Other side effects can include diarrhea, vomiting, headache, high blood pressure, and just feeling unwell, according to the FDA.

“In every case I’ve seen, the side effects are never severe enough to prevent somebody taking the next dose,” Dr. Gupta says.

Some studies have shown that people can experience a Covid rebound after they finish taking Paxlovid. But the rebound rate is comparable between people who took Paxlovid and those who didn’t. Rebound symptoms are also seen with other illnesses, like the flu, and they’re typically milder than the original infection, Dr. Shankaran says.

Who shouldn’t take Paxlovid?

Paxlovid can interact with several other drugs, including blood thinners, immunosuppressants, antidepressants, statins, some heart medications, HIV drugs, and medications for organ transplant patients, according to the FDA.

So before taking Paxlovid, tell your doctor about all the medications you take, Dr. Shankaran says.

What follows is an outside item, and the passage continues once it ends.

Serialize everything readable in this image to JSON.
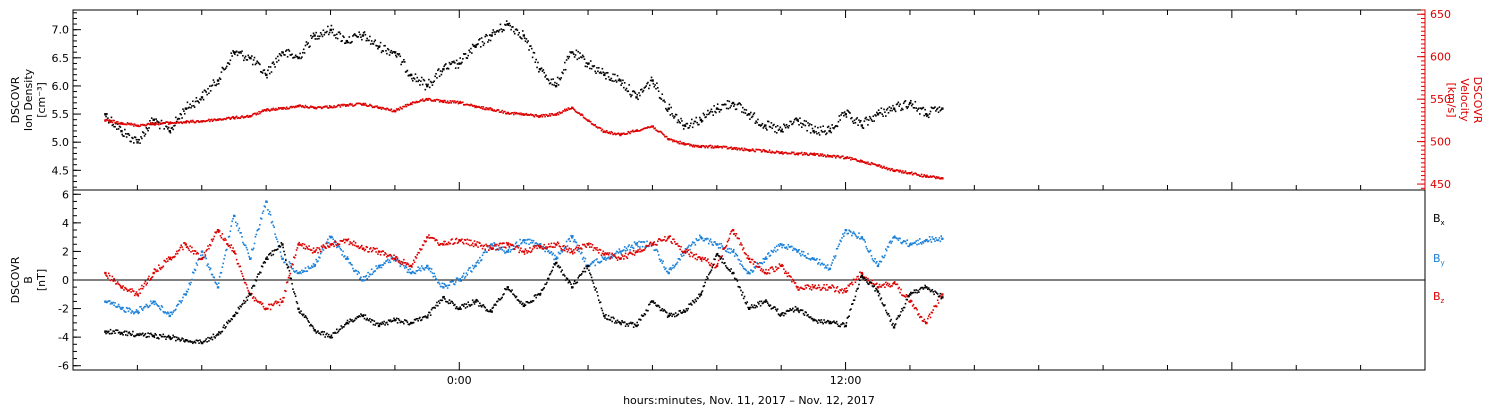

If you have kidney or liver problems or HIV, Paxlovid might not be recommended for you. But, you may be able to take other antiviral medications for Covid, Dr. Shankaran says.

How to Get Paxlovid

Talk to your doctor about taking Paxlovid whenever you test positive for Covid, have symptoms, and fall into a high-risk group for a severe illness, Dr. Papa says. Pharmacists can also provide Paxlovid in some cases.

Paxlovid should be started as soon as possible after symptoms start, so early testing for Covid is key, Dr. Shankaran says.

The risk of taking the medication is low for most patients, and it can keep you from severe illness and hospitalization, Dr. Papa says. “This drug is readily available out there if you do get Covid.”